風の旅

人命救助

今は6月だというのに、暖房をガンガンに使い、けれど俺にとってはそれが暑くて暑くて、タンクトップという矛盾した格好をとっている。

それはもちろん、さっき連れ帰った女性のためで。

今はベッドに寝かせてあるけど。

まず噴水に落ちていたから風呂に入れて(あそこの噴水は、1か月に1回は掃除の業者がくるみたいだけど、そんなの見たことない)

体温計で熱を計ってみると38度を超えていて、寒いのか、体の震えが止まらなくて、布団に毛布、さらに暖房まで用意したのだった。

風呂に入れたはいいけど、もちろん服はびしょぬれだったから、俺のTシャツを着せて(小柄な人でよかった・・・ワンピースになってくれた・・・)

腰まである長い髪を乾かすのに苦労して、男の一人暮らしにはない加湿機がわりにタオルを濡らしてきて干して、冷えぴたシートも同じくなかったのでハンドタオルを濡らして彼女の額に乗せて。

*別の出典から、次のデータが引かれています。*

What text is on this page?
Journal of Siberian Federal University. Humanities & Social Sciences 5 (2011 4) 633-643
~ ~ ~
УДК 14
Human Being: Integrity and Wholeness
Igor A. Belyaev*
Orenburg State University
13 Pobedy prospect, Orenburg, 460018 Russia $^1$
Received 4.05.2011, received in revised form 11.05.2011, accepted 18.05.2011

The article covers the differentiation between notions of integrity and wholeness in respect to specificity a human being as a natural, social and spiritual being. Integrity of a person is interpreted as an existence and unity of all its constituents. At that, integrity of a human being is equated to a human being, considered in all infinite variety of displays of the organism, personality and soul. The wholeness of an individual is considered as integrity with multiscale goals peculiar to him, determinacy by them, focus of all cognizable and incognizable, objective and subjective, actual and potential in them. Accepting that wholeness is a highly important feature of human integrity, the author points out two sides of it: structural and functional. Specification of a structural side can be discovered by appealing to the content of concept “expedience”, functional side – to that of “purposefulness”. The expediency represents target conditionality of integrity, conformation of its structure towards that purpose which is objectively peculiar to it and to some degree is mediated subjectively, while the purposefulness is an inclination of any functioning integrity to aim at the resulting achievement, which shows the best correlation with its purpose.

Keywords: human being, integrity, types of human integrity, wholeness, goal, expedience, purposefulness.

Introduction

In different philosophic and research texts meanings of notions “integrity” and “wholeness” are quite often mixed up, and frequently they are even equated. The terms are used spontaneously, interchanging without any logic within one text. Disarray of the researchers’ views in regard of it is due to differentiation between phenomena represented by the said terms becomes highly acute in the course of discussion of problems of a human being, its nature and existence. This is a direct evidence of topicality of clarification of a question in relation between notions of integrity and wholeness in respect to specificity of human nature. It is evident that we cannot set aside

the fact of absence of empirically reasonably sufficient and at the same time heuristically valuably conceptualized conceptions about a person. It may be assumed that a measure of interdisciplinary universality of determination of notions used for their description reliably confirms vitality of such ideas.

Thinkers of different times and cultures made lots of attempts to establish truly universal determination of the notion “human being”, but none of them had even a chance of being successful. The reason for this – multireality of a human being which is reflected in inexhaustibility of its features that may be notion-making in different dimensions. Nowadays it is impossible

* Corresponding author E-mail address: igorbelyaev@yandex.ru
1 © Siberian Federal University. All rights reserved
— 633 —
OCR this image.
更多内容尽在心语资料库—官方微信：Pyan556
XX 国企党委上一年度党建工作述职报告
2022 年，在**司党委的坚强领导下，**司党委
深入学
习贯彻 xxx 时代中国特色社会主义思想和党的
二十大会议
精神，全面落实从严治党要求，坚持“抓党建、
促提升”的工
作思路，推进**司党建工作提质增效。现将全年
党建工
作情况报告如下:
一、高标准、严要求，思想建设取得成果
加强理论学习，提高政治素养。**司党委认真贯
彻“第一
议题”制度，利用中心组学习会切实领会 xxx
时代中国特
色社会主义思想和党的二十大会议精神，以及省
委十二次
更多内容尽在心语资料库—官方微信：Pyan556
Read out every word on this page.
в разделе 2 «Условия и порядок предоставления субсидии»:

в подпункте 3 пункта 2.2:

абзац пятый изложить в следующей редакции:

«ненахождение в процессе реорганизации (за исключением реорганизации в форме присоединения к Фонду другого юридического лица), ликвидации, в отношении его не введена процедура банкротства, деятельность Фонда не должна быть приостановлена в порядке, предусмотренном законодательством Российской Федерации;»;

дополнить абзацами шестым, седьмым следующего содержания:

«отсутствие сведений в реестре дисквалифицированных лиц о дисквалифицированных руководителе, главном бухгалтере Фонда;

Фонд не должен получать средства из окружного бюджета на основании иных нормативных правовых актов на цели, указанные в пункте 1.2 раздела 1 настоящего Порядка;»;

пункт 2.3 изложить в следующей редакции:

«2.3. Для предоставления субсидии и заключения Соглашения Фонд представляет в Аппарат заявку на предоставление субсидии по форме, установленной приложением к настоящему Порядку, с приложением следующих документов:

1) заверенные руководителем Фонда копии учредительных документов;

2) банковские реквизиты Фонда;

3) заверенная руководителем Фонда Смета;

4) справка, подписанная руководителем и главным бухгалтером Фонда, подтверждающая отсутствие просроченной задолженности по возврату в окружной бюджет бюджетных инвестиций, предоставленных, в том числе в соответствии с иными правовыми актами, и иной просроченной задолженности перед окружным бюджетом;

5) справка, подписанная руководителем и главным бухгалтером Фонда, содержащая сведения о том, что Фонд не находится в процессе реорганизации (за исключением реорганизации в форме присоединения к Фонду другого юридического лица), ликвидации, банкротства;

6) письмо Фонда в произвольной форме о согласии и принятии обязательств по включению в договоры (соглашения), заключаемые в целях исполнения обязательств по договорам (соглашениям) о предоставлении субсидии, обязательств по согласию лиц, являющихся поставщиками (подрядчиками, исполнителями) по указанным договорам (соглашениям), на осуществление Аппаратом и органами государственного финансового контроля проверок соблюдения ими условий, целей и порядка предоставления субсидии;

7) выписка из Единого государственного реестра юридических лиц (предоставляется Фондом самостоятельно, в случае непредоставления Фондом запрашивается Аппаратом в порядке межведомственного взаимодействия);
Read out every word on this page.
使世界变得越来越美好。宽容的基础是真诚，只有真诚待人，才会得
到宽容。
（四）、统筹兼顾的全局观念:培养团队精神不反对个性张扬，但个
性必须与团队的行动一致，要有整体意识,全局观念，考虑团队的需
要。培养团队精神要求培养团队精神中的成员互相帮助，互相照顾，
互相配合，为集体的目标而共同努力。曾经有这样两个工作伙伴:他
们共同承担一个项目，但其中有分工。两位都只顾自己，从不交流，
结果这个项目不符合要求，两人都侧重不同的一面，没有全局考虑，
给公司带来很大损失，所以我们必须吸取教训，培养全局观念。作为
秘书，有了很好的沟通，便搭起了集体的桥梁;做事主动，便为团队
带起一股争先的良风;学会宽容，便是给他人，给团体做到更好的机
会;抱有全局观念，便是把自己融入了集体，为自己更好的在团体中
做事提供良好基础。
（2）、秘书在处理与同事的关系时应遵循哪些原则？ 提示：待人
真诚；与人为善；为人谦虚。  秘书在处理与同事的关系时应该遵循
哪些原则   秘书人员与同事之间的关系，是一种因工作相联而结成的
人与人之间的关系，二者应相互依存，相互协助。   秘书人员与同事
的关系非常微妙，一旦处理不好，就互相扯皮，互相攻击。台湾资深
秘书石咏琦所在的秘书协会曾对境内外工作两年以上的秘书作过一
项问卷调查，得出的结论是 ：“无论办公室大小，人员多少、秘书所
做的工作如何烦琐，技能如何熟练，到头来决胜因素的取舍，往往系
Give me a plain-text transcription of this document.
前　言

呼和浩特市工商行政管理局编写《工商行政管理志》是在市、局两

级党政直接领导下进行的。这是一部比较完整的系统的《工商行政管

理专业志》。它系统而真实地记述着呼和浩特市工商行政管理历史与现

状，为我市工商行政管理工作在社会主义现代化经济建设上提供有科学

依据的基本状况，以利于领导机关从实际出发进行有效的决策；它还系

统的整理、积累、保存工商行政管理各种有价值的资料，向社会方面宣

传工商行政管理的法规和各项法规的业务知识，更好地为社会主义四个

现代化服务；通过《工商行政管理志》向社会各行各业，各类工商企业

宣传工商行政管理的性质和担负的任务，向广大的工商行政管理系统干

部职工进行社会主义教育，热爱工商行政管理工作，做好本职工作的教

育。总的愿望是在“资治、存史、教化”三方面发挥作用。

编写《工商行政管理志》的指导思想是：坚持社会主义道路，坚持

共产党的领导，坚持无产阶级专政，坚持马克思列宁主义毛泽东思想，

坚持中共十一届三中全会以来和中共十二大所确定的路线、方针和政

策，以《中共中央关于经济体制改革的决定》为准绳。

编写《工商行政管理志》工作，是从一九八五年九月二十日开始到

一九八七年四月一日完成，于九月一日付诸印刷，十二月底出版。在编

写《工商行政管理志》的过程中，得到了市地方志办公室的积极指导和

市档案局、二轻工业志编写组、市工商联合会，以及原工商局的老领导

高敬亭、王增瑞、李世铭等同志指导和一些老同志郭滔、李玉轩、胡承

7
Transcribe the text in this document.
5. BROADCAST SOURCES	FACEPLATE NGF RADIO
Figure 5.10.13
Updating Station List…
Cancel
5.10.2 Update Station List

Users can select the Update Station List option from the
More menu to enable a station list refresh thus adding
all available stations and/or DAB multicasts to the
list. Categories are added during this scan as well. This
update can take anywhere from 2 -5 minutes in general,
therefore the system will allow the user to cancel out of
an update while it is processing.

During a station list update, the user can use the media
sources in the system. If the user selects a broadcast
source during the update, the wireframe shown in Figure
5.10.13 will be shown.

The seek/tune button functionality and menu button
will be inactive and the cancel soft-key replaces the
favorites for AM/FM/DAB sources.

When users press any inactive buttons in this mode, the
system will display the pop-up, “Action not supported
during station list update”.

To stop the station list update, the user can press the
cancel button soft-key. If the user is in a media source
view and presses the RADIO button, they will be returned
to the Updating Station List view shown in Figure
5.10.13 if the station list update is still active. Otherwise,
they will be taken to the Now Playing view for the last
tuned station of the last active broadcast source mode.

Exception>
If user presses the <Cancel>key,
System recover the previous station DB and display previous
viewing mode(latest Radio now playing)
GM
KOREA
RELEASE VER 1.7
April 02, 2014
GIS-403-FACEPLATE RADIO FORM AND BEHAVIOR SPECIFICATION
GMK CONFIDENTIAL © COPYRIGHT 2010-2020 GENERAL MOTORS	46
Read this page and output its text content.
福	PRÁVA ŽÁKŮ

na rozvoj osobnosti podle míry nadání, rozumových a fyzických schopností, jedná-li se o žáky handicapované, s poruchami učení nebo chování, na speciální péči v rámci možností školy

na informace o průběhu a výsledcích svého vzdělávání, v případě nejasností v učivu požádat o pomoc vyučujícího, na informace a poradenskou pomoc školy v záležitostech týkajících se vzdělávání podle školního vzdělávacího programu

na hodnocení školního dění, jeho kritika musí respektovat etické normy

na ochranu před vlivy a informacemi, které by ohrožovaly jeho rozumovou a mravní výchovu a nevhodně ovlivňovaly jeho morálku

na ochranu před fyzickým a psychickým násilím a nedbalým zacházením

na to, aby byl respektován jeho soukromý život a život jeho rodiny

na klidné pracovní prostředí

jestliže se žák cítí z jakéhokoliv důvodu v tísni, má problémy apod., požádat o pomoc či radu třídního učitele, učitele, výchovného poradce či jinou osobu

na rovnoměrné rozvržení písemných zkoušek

俺、福祉関係の仕事は向かねぇな、なんて思いながら、必死でいろいろやった。

そんな中・・・そう、見てしまいました。


彼女の裸。


や、そりゃ変なこと考える余裕もなかったけど、できるだけ見ないようにはしたけど、何も考えずにそういうことをできるほど、まだ人間ができてねんだよ!

据え膳とか、空気の読めないことは考えなかったけど!

でも、やせ細って見えたのに、意外としっかりしててびっくり・・・。

「・・・。」

こんな男くさい妄想をこんな状況でしている自分が嫌になって頭をぶんぶん振って、何かしてさっきのことを忘れようと時計を見やる。

現在午後7時過ぎなり。

なんだか濃い経験をしたせいか、もっと時間がたっていると思っていたのに、俺の中の時間感覚は、あまりに狂っていた。

起きたら何か食べないと、薬も何も飲めないよな・・・。

自分の腹が減ったのもあって、自分にはチャーハンを、彼女にはおじやを作ろうと台所に立った。